O meio de ataque preferido de Milei tem sido a plataforma X (antigo Twitter), no qual ele frequentemente critica jornalistas e detratores. Ele raramente realiza coletivas de imprensa e só ocasionalmente entra em contato com figuras da mídia com as quais é favorável. O analista político Óscar Romano, em uma conversa com France 24, comentou sobre o estilo de Milei, destacando como figuras da nova direita empregam um tipo de comunicação “direta, explícita e visceral”, usada com frequência na mídia social para transmitir declarações impactantes e afirmações chamativas que ressoam com a sua audiência e geram engajamento.
Nova Lei de Comunicação Social de Cuba
A nova Lei de Comunicação Social de Cuba, que entrou em vigor em 4 de outubro, desencadeou uma onda de repressão severa direcionada a jornalistas independentes que trabalham fora dos meios oficiais. Os jornalistas afirmaram sofrer assédio, ameaças e acusações de mercenarismo, acusação sob o Artigo 143 do Código Penal introduzido em 2022 e define pena de 4 a 10 anos de prisão. As autoridades alegam que esses jornalistas recebem fundos do exterior para cometer atos que ameaçam a ordem constitucional.
“O regime cubano, sem demora, lançou uma nova onda de repressão, que pode ser qualificada como terrorismo de Estado”, disse Normando Hernández, diretor-geral do Instituto Cubano para a Liberdade de Expressão e Imprensa (ICLEP), à LatAm Journalism Review. Ele acrescentou que o objetivo é claro: “infundir terror, forçá-los a abandonar seu trabalho informativo e adverti-los, por meio de ameaças e coerção, de que a nova lei é mais um instrumento para encarcerá-los”.
Os membros do IFEX ARTICULO 19 e da Repórteres sem Fronteiras documentaram os padrões perturbadores de interrogatórios de jornalistas. Eles são submetidos a abusos verbais e pressionados a assinarem declarações ou gravarem confissões por vídeo, admitindo o envolvimento com projetos alegadamente financiados por fontes estrangeiras. Essas confissões, que tendem a serem transmitidos em mídia controlada pelo Estado – uma camada a mais de humilhação – também são feitas sob ameaça de prisão ou ameaças contra suas famílias, entes queridos, ou outras pessoas em suas redes de contato. Os indivíduos ameaçados são forçados a escolher entre serem rotulados como réus, ou como testemunhas de Estado, com provas, adquiridas com as confissões forçadas, sendo usadas para corroborar as acusações criminais.
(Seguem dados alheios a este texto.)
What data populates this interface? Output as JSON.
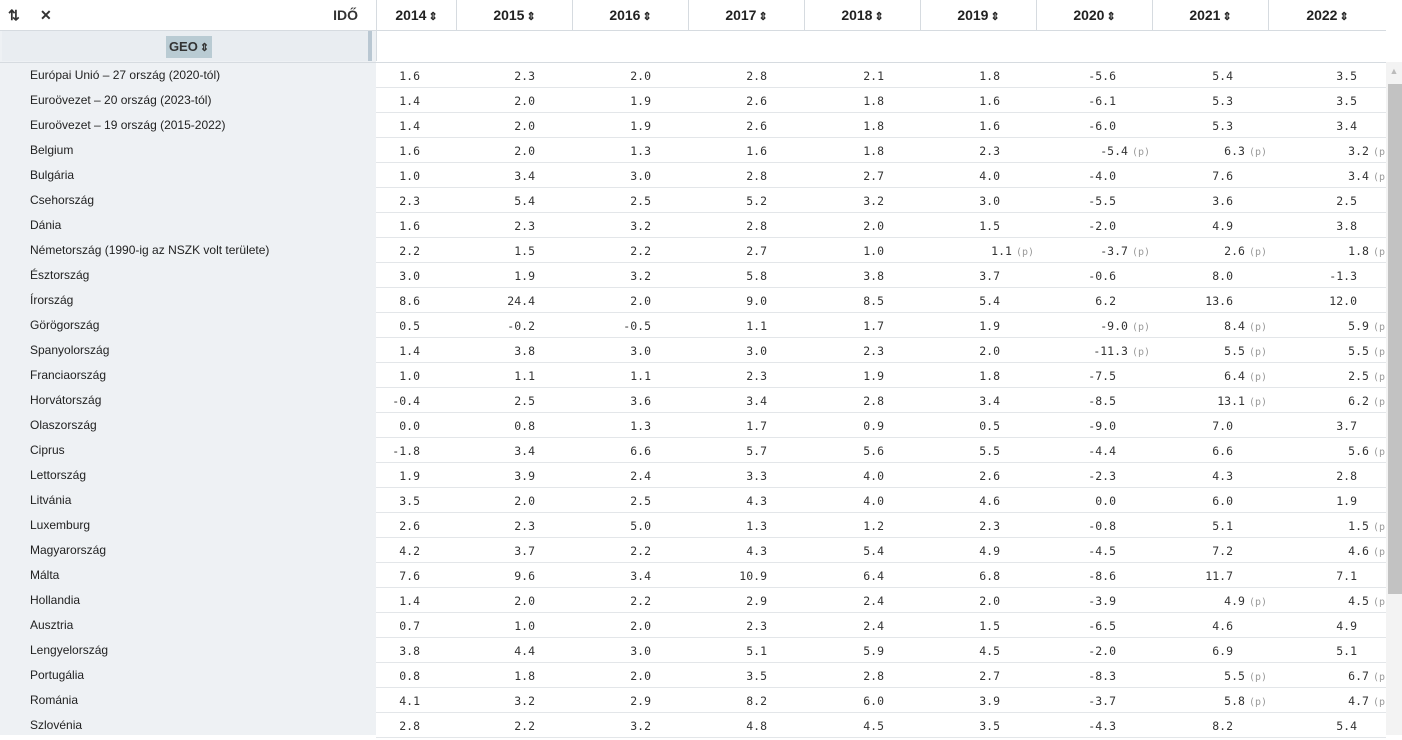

Os meios digitais de comunicação independentes da região, incluindo El Toque, Cubanet, Periodismo de Barrio e Magazine AM:PM, relataram prisões arbitrárias, interrogatórios ilegais, ameaças de processos criminais e confisco de equipamentos pessoais ou de trabalho. Outros membros do IFEX, incluindo CPJ, a Sociedade Interamericana de Imprensa (SIP) e diversas organizações dos direitos humanos condenaram esses atos, advertindo que a Lei de Comunicação Social representa uma nova ferramenta para o governo cubano conter a liberdade de expressão e restringir o acesso à informação.